While there may be various factors genuinely influencing trends in violent crime data — such as high unemployment, or increased gang activity, for example — Jones cautions about understanding the difference between correlation and causation.
"One of the things I often use [in teaching] is the correlation between ice cream sales and homicides in the United States. The higher the ice cream sales, the higher the homicides — and we know that's not causation, we know that's just weird."
'Crime is a social phenomenon'
Temitope Oriola, a professor of criminology and sociology at the University of Alberta, said it can be challenging to find explanations for violent crime.
"There are a constellation of factors," he says. The availability of guns, particularly "weapons that don't belong in the hands of civilians" is a problem.
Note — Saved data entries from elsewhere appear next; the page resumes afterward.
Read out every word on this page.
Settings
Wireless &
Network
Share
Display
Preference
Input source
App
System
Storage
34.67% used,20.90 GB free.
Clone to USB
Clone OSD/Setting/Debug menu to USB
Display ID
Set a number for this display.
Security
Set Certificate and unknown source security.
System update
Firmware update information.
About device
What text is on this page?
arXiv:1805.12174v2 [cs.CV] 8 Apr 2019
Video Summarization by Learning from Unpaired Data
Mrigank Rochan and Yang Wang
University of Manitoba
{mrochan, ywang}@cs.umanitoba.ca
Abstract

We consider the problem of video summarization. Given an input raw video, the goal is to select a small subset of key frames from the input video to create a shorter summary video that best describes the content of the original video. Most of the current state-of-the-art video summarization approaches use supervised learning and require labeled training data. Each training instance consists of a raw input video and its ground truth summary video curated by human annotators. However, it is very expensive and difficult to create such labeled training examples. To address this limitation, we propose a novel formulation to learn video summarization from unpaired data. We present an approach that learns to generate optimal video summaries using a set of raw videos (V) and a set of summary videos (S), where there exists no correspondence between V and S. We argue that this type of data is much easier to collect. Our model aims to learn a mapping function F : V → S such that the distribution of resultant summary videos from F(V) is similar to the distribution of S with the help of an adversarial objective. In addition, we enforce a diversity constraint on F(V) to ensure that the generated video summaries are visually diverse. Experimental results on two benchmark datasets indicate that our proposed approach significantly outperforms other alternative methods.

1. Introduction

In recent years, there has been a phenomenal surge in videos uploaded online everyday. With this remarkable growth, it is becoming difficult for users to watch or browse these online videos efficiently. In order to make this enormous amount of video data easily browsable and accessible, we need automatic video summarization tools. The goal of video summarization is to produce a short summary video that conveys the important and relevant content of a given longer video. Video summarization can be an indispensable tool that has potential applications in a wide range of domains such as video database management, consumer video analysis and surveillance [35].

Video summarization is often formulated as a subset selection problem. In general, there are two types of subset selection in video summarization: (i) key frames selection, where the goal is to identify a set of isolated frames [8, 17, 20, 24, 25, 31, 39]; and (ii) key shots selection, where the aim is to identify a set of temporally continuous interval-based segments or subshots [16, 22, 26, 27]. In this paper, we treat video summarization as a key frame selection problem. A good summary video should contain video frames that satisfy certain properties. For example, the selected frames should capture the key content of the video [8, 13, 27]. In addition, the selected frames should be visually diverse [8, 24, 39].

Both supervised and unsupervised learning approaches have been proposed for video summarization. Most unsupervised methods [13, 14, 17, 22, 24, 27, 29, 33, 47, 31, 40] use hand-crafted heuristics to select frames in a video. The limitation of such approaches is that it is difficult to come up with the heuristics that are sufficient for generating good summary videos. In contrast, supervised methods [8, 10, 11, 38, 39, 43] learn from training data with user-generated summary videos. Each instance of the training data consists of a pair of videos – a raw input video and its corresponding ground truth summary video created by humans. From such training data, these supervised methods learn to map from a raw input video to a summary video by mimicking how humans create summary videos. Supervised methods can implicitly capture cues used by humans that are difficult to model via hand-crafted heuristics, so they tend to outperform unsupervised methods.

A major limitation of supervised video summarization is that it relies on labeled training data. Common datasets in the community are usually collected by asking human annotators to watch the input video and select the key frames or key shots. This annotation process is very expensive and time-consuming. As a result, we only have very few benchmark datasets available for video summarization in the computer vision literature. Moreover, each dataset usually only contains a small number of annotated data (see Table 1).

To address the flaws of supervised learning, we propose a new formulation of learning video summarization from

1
But Oriola points to broader issues like addiction, mental health, social isolation — "especially young men" — and the trauma that many people experience at an early age.
Jones also noted the lack of a trauma-informed approach to not only policing and the justice system, but also education and health care.
And Oriola, making the point that "crime is non-randomly distributed," noted that neighbourhoods that see the most crime are frequently the most neglected in terms of public amenities and services. Reducing crime rates, including violent crime, requires attention to the well-being of communities on a social level, not just a focus on the people who commit crimes, he says.
"Crime is a social phenomenon," says Oriola. "We have to look past the individual committing [these crimes]."